“Decenni di un movimento sottoculturale non li racconti con un film girato male. Lettieri cambia canale!” Già campeggiano sulle mura di Napoli le reazioni dei tifosi azzurri al lungometraggio d’esordio di Francesco Lettieri, a conferma del fatto che quella degli ultras resta una società esclusiva, blindata, quasi impenetrabile. Ultras, nomen omen, che doveva essere distribuito nelle sale cinematografiche italiane per tre giorni, vede oggi la sua uscita esclusivamente su Netflix a causa della quarantena che attanaglia la popolazione. Una fortuna, se pensiamo a tutti quei film bloccati dalle disposizioni ministeriali (ormai internazionali) dei quali non riusciamo nemmeno a prevedere un’uscita, dati i drammatici sviluppi che si susseguono giorno per giorno, ora per ora.

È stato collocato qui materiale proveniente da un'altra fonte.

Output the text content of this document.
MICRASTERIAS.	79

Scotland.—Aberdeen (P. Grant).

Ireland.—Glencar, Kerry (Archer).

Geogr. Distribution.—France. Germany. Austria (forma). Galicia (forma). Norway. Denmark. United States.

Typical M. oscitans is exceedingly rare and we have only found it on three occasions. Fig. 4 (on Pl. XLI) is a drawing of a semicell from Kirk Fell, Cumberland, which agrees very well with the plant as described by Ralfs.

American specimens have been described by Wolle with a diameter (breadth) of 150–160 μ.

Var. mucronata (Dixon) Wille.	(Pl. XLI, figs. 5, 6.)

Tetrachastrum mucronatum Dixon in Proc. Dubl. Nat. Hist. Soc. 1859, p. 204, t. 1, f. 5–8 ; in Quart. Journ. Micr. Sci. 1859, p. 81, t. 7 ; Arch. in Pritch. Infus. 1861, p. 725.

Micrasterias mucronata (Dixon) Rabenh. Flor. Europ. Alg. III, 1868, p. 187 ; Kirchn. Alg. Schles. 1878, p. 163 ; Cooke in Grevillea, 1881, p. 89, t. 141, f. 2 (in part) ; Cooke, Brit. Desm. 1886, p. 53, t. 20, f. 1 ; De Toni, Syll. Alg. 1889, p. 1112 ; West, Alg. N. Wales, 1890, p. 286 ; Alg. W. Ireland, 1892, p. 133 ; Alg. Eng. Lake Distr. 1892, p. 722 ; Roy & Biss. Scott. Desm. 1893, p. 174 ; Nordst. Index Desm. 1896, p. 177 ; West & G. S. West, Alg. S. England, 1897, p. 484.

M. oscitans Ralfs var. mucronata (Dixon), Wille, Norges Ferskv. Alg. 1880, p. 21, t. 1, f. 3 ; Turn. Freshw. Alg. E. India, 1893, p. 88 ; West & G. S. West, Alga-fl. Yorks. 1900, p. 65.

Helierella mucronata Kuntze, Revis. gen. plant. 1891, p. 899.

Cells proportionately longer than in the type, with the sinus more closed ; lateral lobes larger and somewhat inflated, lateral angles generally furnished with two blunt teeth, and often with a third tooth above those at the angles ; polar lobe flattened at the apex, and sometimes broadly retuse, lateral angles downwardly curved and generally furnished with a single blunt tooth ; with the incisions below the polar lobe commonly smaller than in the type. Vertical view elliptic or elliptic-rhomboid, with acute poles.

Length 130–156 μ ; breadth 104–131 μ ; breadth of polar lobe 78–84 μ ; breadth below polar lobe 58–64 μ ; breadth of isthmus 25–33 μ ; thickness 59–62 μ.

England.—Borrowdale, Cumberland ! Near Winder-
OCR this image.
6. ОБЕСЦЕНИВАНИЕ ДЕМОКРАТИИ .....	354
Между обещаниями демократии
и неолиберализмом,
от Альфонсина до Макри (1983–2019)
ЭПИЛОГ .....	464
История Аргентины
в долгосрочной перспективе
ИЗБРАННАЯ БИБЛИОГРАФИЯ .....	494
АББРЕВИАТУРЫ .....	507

Chiusi in casa, dunque, a ridefinire le proporzioni del problema Covid-19, che solo un mese fa, e ce ne eravamo convinti, veniva etichettato “semplicemente” come un’influenza molto contagiosa. È piuttosto inevitabile che Contagion di Soderbergh finisca per sembrarci iperbolicamente profetico mentre riorganizziamo il nostro quotidiano, i nostri piccoli e grandi rituali. Distanti e spesso soli, con occhi, orecchie e cuore tesi ai tragici aggiornamenti. Per contrasto, Ultras si rivela un racconto di epica contemporanea che fa della fisicità il suo perno. Non solo: in maniera quasi beffarda, il film di Lettieri utilizza gli spazi in modo così sapiente da renderli protagonisti. È così che il porto, l’esterno dello stadio San Paolo, il Rione Terra, la finta questura ricavata dall’ex base NATO a Bagnoli, i fondi di Baia e persino le grotte delle Stufe di Nerone respirano all’unisono con gli attori del film, spazzando via i pregiudizi sull’efficacia di Lettieri fuori dalla dimensione-videoclip. E la musica, motore primo della sua carriera, viene qui sfruttata in maniera estremamente misurata.

Una Napoli vista “di spalle” e dall’alto, in costante esplorazione di angoli e anfratti: il tessuto urbano più noto che si snoda in zone abbandonate e in quartieri più popolari. Lo stadio non è il palcoscenico, ma il punto in cui convergono in modo collettivo gioie, dolori, frustrazioni, ambizioni, istinti di rivincita e riscatto individuale. La storia si gioca nelle retrovie, con Sandro detto Mohicano (Aniello Arena, l’eccellente protagonista di Reality di Garrone) e il gruppo di diffidati degli Apache che si scontra col cambio generazionale di eredi più provocatori, rappresentati da Pechegno e Gabbiano. Angelo (Ciro Nacca), che ha già perso il fratello Sasà in uno scontro tra tifoserie rivali, si trova “nel mezzo”. Gli ultras sono una famiglia, Sandro il padre che non ha mai avuto, mentre la costante ricerca di un senso di appartenenza e di un riconoscimento lo avvicina al gruppo di Pechegno.

Due mondi, la “vecchia mentalità Apache” dipinta sul bar dell’Americano, e quella smaniosa d’azione dei riformati No Name Naples. Due gruppi che si contendono rispetto, seduzione, riconoscenza e legittimazione. Due modi di pregare, in fondo, laddove il calcio diventa una fede più forte del cambiamento e del riposo. Ma non è il calcio a svelare gradualmente le personalità dei protagonisti, quanto i loro più reconditi desideri, spesso trattenuti in nome di un codice del quale non si ritrovano più le motivazioni, una volta così fiere e salde.

Se il destino dei film sui tifosi sembra essere quello di essere contestato da chi non può giocoforza sentirsi rappresentato – come accadde all’opera (senza “s”) di Ricky Tognazzi – Ultras si configura come un ottimo espediente per raccontare la solitudine e l’emarginazione all’interno del gruppo. Nell’obiettare la parziale prevedibilità della ricerca dello scontro, come un Green Street in salsa partenopea, a colpire sono le modalità del racconto, quasi voyeuristico, che segue, pedina, svela e mette a nudo personaggi destinati a esibire durezza, per patto e vocazione. La tenerezza, intanto, penetra da ogni spiraglio come un incontrastabile raggio di sole.